On to the couple of tests on my thyroid. The first is an ultrasound on my neck to see what the pet scan light that lit up on my neck is. It appears to be an 8mm nodule in my neck. Dr Hopkinson, the man in charge of the ultrasound, is keen to find out a bit more so prepares for a needle biopsy. This is when he takes a tiny sample of the nodule to be sent off to the path lab to be tested. His view is that it is likely to be 1 in 3 that it is cancerous. So a local anaesthetic is administered and a needle inserted to take a sample for the biopsy. As I have a phobia of needles and have been known to feint the moment one comes anywhere near my head it is a miracle that he wasn’t picking me up off the floor as I spark out. This is avoided and the biopsy is successful and the sample sent of to be tested.

The final session that afternoon is with the Ear Nose and Throat consultant one Charlie Hall. A very jolly chap who reiterates that the thyroid nodule is not likely to be cancerous but if it was would be fairly easily remedied. It will not be done until the tumour in my bowel is sorted in any event.

So what had seemed to Lou and I like another huge concerns seems to be a secondary issue for the cohort of consultants.

Onwards and upwards

We met Damian Glancy our cheltenham based consultant today to get confirmation of the results and to plan the next steps.

He confirmed the plan that Malcolm Wilson in Manchester had suggested as the most likely. He also touched on the thyroid and suggested that I have an ultrasound to find out what that is. In 70% of cases it is not cancerous but they need to be sure.

More tests! So an ultrasound and a session with my oncologist has been arranged for Thursday, the day after tomorrow.

A plan is starting to take shape!!

Well both MRI and Pet scan are completed. The pet scan by the way is where a a very small amount of radioactive material is added to a drip of glucose and passed around the body. The cancerous cells feast on the glucose and the radioactive material lights up the ‘nasty’ cells on the scan.

On Day 16 Mr Glancy calls to give me an update from the MDT. The MDT is the multidisciplinary team meeting where around 20 consultants, oncologists, radiographers nurses and doctors get together to discuss the best way forward for each patient under their care. Undoubtedly a very sensible process that ensures the best outcome in a very high percentage of cases. He hasn’t had the update from the pet scan but the MRI shows that the liver lesions are benign, a huge relief as this would be pretty grim if not.

Back to day 17. As part of our due diligence to assess the best place to manage my condition we were introduced to Malcolm Wilson at the Christie by Ottie’s boyfriend’s father, ‘Skip’ Butterworth. Malcolm is the Lead Clinician for Colorectal Cancer at the Christie in Manchester. The Christie is arguably the no 1 cancer centre in Europe. Not a bad bloke to know!!

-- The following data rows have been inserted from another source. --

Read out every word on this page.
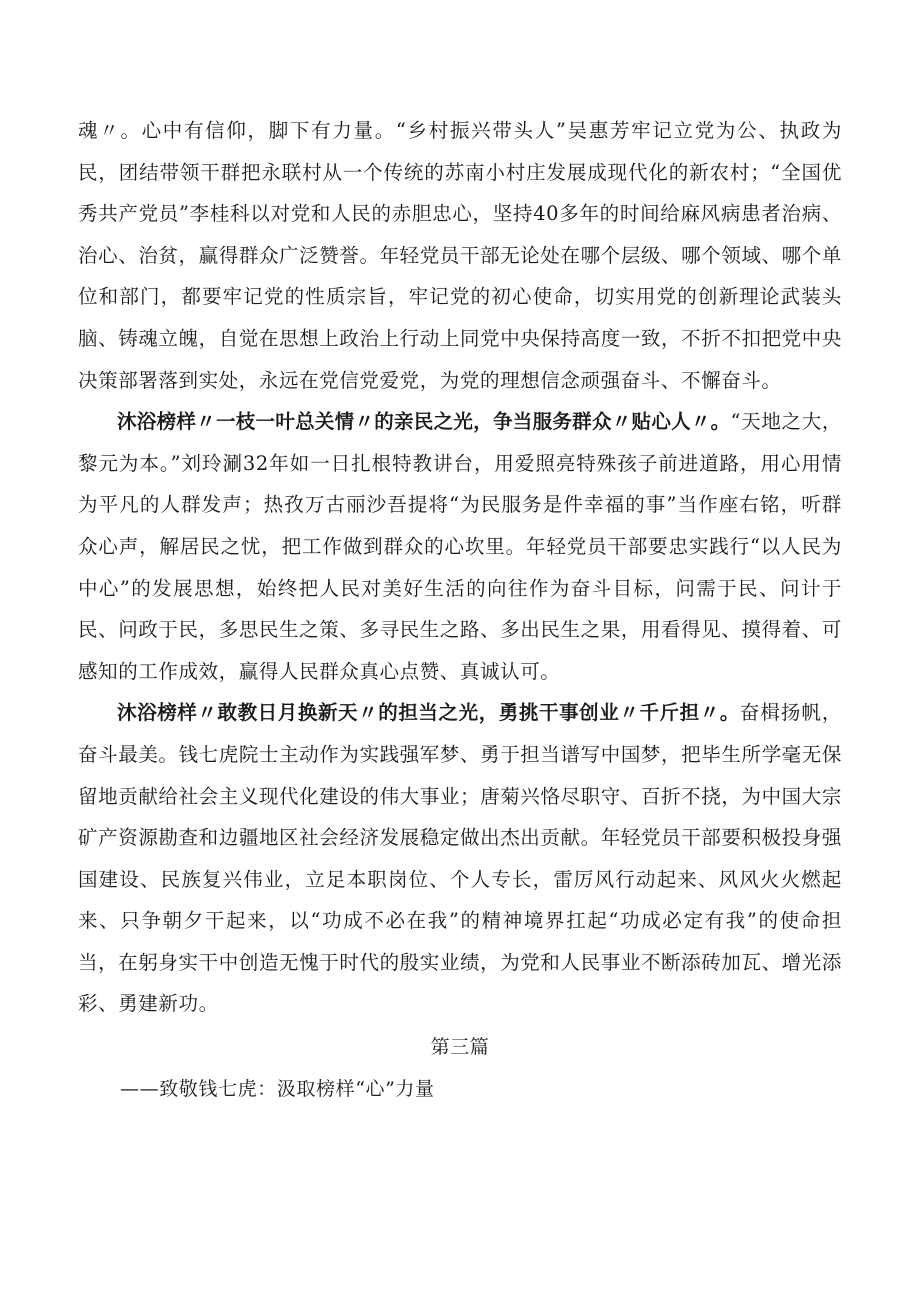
魂〃。心中有信仰，脚下有力量。“乡村振兴带头人”吴惠芳牢记立党为公、执政为民，团结带领干群把永联村从一个传统的苏南小村庄发展成现代化的新农村；“全国优秀共产党员”李桂科以对党和人民的赤胆忠心，坚持40多年的时间给麻风病患者治病、治心、治贫，赢得群众广泛赞誉。年轻党员干部无论处在哪个层级、哪个领域、哪个单位和部门，都要牢记党的性质宗旨，牢记党的初心使命，切实用党的创新理论武装头脑、铸魂立魄，自觉在思想上政治上行动上同党中央保持高度一致，不折不扣把党中央决策部署落到实处，永远在党信党爱党，为党的理想信念顽强奋斗、不懈奋斗。

沐浴榜样〃一枝一叶总关情〃的亲民之光，争当服务群众〃贴心人〃。“天地之大，黎元为本。”刘玲涮32年如一日扎根特教讲台，用爱照亮特殊孩子前进道路，用心用情为平凡的人群发声；热孜万古丽沙吾提将“为民服务是件幸福的事”当作座右铭，听群众心声，解居民之忧，把工作做到群众的心坎里。年轻党员干部要忠实践行“以人民为中心”的发展思想，始终把人民对美好生活的向往作为奋斗目标，问需于民、问计于民、问政于民，多思民生之策、多寻民生之路、多出民生之果，用看得见、摸得着、可感知的工作成效，赢得人民群众真心点赞、真诚认可。

沐浴榜样〃敢教日月换新天〃的担当之光，勇挑干事创业〃千斤担〃。奋楫扬帆，奋斗最美。钱七虎院士主动作为实践强军梦、勇于担当谱写中国梦，把毕生所学毫无保留地贡献给社会主义现代化建设的伟大事业；唐菊兴恪尽职守、百折不挠，为中国大宗矿产资源勘查和边疆地区社会经济发展稳定做出杰出贡献。年轻党员干部要积极投身强国建设、民族复兴伟业，立足本职岗位、个人专长，雷厉风行动起来、风风火火燃起来、只争朝夕干起来，以“功成不必在我”的精神境界扛起“功成必定有我”的使命担当，在躬身实干中创造无愧于时代的殷实业绩，为党和人民事业不断添砖加瓦、增光添彩、勇建新功。

第三篇

——致敬钱七虎：汲取榜样“心”力量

An excellent meeting with Malcolm gave us a much clearer picture of the full extent of the issue and the way it is to be managed. He talked us through each of of the scans and MRI results. The Cheltenham team had ensured that they provided all notes and scan results for our consultation.

So the various scans have shown a clear picture of a tumour at the lower end of the rectum which ‘lit up’ like the Blackpool Tower, there are also a couple of involved lymph nodes in this area. In addition there are 2 additional lymph nodes just outside the area that also have signs of being involved. Finally a rather rogue light has shown up in my thyroid. This is almost certainly not related to the tumour but also needs to be assessed!

The view from Mr Wilson is that in his opinion having only just had sight of the information, I will require 3 months of chemo to clear the ‘nasty’ cells from the body, followed by 5 weeks radiotherapy to reduce the size of the tumour which will allow for surgery to remove the tumour and the lymph nodes next to it. All in all an 8-10 month process to recovery assuming all goes to plan.

Mr Wilson was at pains to say that all the information and process followed by the Cheltenham team had been exactly as he would have done and felt that there was no reason to drive 150 miles each way to the Christie in the future to follow an identical path.

We both drove home from Manchester with positive thoughts in our heads which was a great start to the weekend!